Domicile of choice is determined by that person’s intention to acquire to acquire another docile. Section 9 of the Domicile Act 1981 (WA) states that, “The intention that a person must have in order to acquire a domicile of choice in a country is the intention to make his home indefinitely in that country.”
Whether the deceased has acquired a new domicile by choice would require an investigation to the deceased’s person’s citizenship and visa status, living arrangements and linkages to the new country. Some factors that demonstrate an intention to change domicile include: –
- The deceased acquiring citizenship or a visa that enables the deceased to live permanently in the country of choice.
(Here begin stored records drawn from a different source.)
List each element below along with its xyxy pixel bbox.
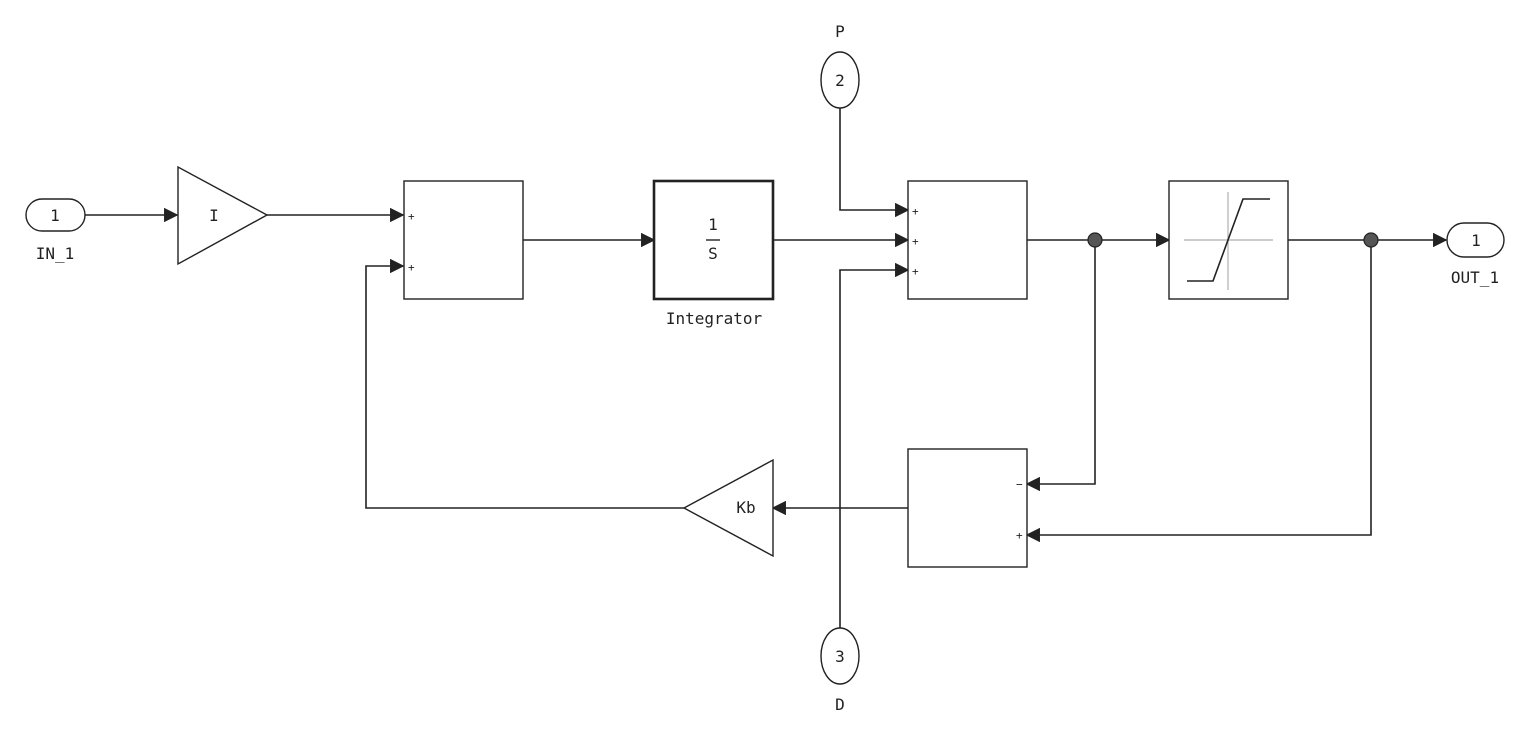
inport-in1[interactable]: 1 IN_1 <box>25 198 86 263</box>
sum3-block[interactable]: − + <box>907 448 1028 568</box>
junction-dot-1 <box>1087 232 1103 248</box>
gain-i-block[interactable]: I <box>177 165 269 266</box>
sum2-block[interactable]: + + + <box>907 180 1028 300</box>
sum3-sign-plus: + <box>1016 529 1023 542</box>
gain-kb-label: Kb <box>736 498 755 517</box>
wire-p-to-sum2[interactable] <box>839 108 910 218</box>
sum2-sign-1: + <box>912 205 919 218</box>
sum2-sign-3: + <box>912 265 919 278</box>
inport-in1-label: IN_1 <box>36 244 75 263</box>
outport-out1-label: OUT_1 <box>1451 268 1499 287</box>
saturation-icon <box>1184 192 1273 290</box>
inport-d-number: 3 <box>835 647 845 666</box>
sum1-block[interactable]: + + <box>403 180 524 300</box>
inport-p[interactable]: P 2 <box>820 22 860 109</box>
signal-lines <box>85 108 1448 628</box>
wire-gain-kb-to-sum1[interactable] <box>365 258 684 509</box>
sum3-sign-minus: − <box>1016 478 1023 491</box>
wire-d-to-sum2[interactable] <box>839 262 910 628</box>
wire-junction1-to-sum3[interactable] <box>1025 240 1096 492</box>
integrator-denominator: S <box>708 244 718 263</box>
gain-i-label: I <box>209 206 219 225</box>
inport-d-label: D <box>835 695 845 714</box>
sum1-sign-bottom: + <box>408 261 415 274</box>
integrator-block[interactable]: 1 S Integrator <box>652 179 775 328</box>
saturation-block[interactable] <box>1168 180 1289 300</box>
outport-out1-number: 1 <box>1471 231 1481 250</box>
wire-junction2-to-sum3[interactable] <box>1025 240 1372 543</box>
integrator-label: Integrator <box>666 309 763 328</box>
integrator-numerator: 1 <box>708 215 718 234</box>
junction-dot-2 <box>1363 232 1379 248</box>
sum2-sign-2: + <box>912 235 919 248</box>
inport-p-label: P <box>835 22 845 41</box>
inport-d[interactable]: 3 D <box>820 627 860 714</box>
inport-in1-number: 1 <box>50 206 60 225</box>
inport-p-number: 2 <box>835 71 845 90</box>
gain-kb-block[interactable]: Kb <box>682 458 774 558</box>
sum1-sign-top: + <box>408 210 415 223</box>
outport-out1[interactable]: 1 OUT_1 <box>1446 222 1505 287</box>
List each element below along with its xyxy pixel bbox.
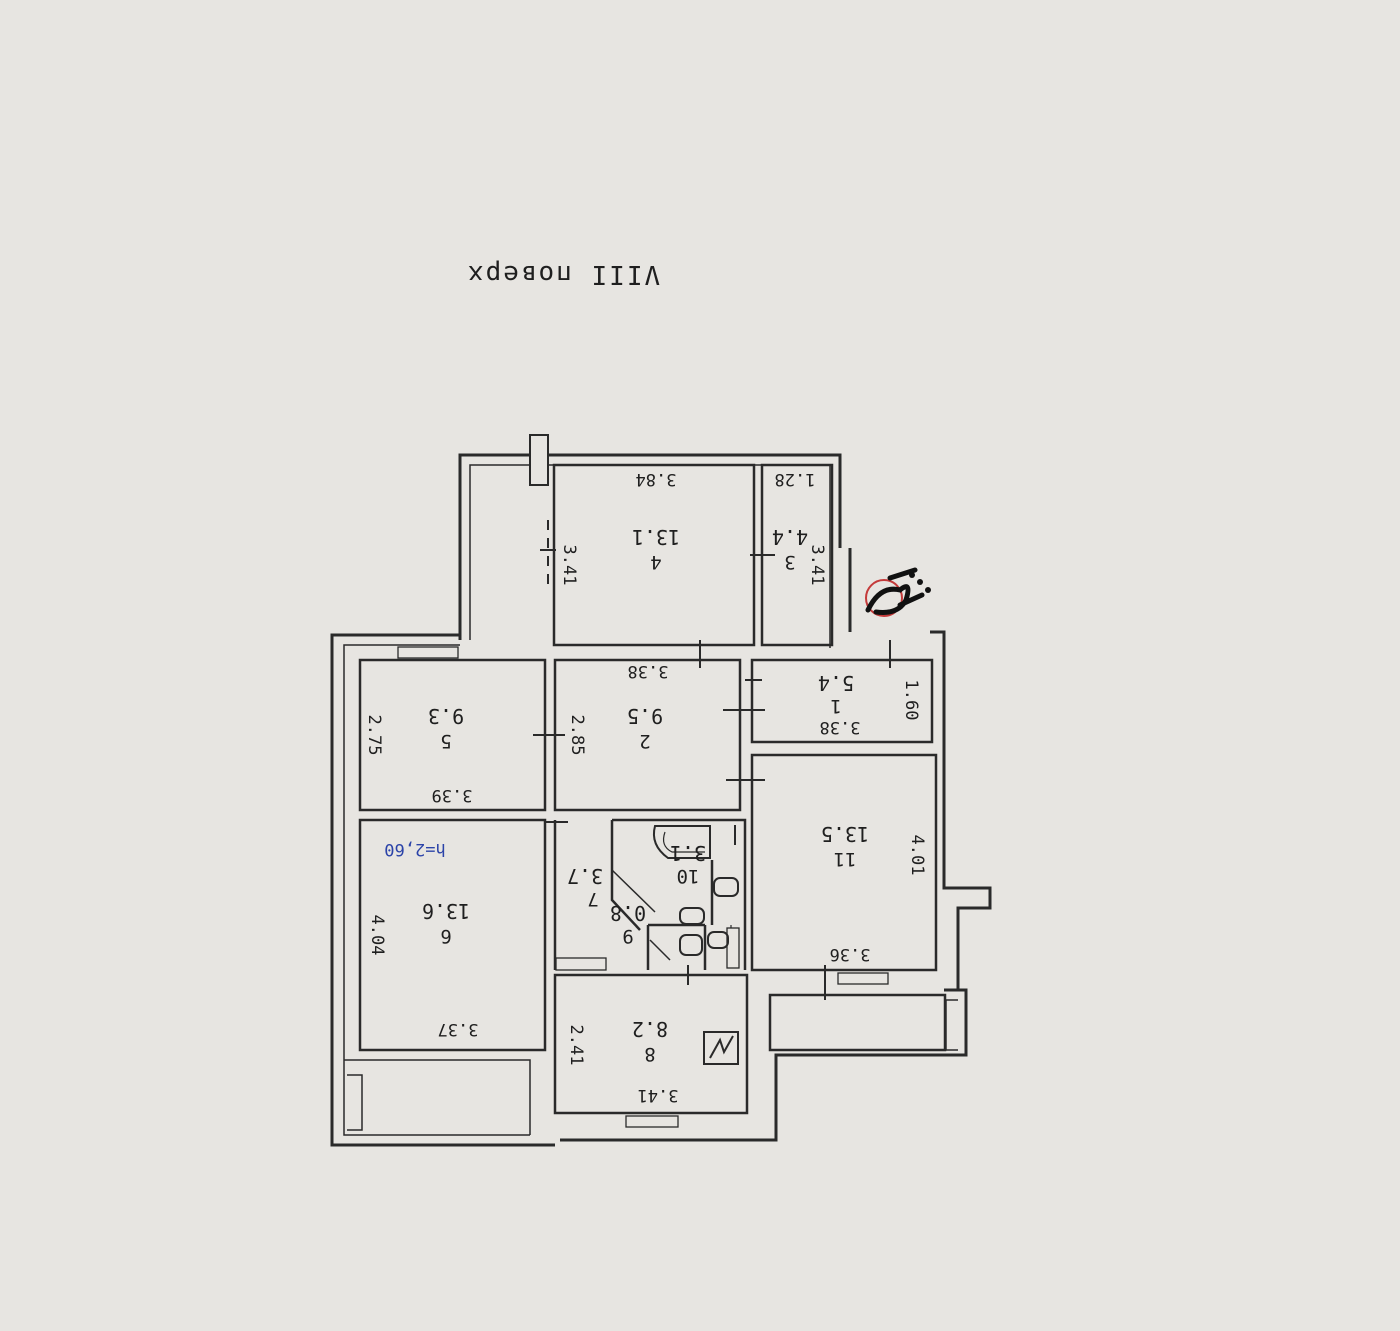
room-11-area: 13.5 (821, 822, 869, 846)
room-9-number: 9 (622, 925, 633, 947)
floor-title-group: VIII поверх (466, 259, 660, 289)
room-1-area: 5.4 (818, 671, 854, 695)
room-3-area: 4.4 (772, 525, 808, 549)
room-6-dim-width: 3.37 (438, 1019, 479, 1039)
room-11-outline (750, 753, 938, 972)
door-marks (533, 520, 891, 1000)
room-11-dim-width: 3.36 (830, 944, 871, 964)
room-6-outline (358, 818, 547, 1052)
windows (397, 646, 889, 1128)
height-label: h=2,60 (384, 839, 445, 859)
room-5-dim-length: 2.75 (364, 715, 384, 756)
floor-title: VIII поверх (466, 259, 660, 289)
room-3-number: 3 (784, 551, 795, 573)
toilet-icon (713, 877, 739, 897)
room-9-area: 0.8 (610, 901, 646, 925)
bathroom-fixtures (611, 825, 739, 961)
room-labels: 4 13.1 3.84 3.41 3 4.4 1.28 3.41 5 9.3 3… (364, 469, 927, 1105)
room-11-dim-length: 4.01 (907, 835, 927, 876)
room-6-dim-length: 4.04 (367, 915, 387, 956)
room-2-number: 2 (639, 730, 650, 752)
room-1-outline (750, 658, 934, 744)
room-6-area: 13.6 (422, 899, 470, 923)
room-4-number: 4 (650, 551, 661, 573)
room-2-dim-length: 2.85 (567, 715, 587, 756)
sink-icon-2 (707, 931, 729, 949)
room-4-dim-length: 3.41 (559, 545, 579, 586)
room-10-number: 10 (677, 865, 700, 887)
room-5-number: 5 (440, 730, 451, 752)
room-2-area: 9.5 (627, 704, 663, 728)
stamp-mark (865, 567, 931, 617)
room-1-dim-width: 3.38 (820, 717, 861, 737)
room-1-dim-length: 1.60 (901, 680, 921, 721)
room-8-area: 8.2 (632, 1017, 668, 1041)
room-1-number: 1 (830, 695, 841, 717)
room-5-area: 9.3 (428, 704, 464, 728)
room-5-dim-width: 3.39 (432, 785, 473, 805)
sink-icon (679, 907, 705, 925)
room-4-area: 13.1 (632, 525, 680, 549)
electrical-panel-icon (703, 1031, 739, 1065)
outer-walls (330, 434, 992, 1147)
room-4-dim-width: 3.84 (636, 469, 677, 489)
room-8-dim-width: 3.41 (638, 1085, 679, 1105)
room-8-number: 8 (644, 1043, 655, 1065)
room-7-area: 3.7 (567, 864, 603, 888)
room-10-area: 3.1 (670, 841, 706, 865)
room-3-dim-width: 1.28 (775, 469, 816, 489)
room-6-number: 6 (440, 925, 451, 947)
room-8-dim-length: 2.41 (566, 1025, 586, 1066)
room-2-dim-width: 3.38 (628, 661, 669, 681)
height-label-group: h=2,60 (384, 839, 445, 859)
room-11-number: 11 (834, 848, 857, 870)
room-8-outline (553, 973, 749, 1115)
bottom-right-balcony (768, 993, 947, 1052)
toilet-icon-2 (679, 934, 703, 956)
room-3-dim-length: 3.41 (807, 545, 827, 586)
room-7-number: 7 (587, 888, 598, 910)
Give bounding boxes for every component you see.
A working visa or a temporary visa may not be sufficient to demonstrate an intention to acquire a new domicile by choice as the deceased does not have the right to live permanently in the new country of choice.
- The deceased spending substantial residence in the country of choice.
- The deceased having employment or operating a business in the country of choice.
- The deceased transferring assets to the country of choice.
- The deceased holding a preponderance of assets in the domicile of choice.
- The residence of the immediate family of the deceased in the country of choice.
- The deceased enrolling to vote to in the country of choice.
- The deceased obtaining medical and other government benefits in the country of choice.
- The deceased’s address stated in tax returns filed with the Australian Taxation Office.
- The cancellation, termination or abandonment of links to the country of origin.
At the end of the day, one factor alone will not be sufficient to determine whether the deceased intended to change his or her domicile. The factors must be considered as a whole and must show on a balance of probabilities that the deceased intended to acquire a domicile of choice and to abandon the domicile of origin.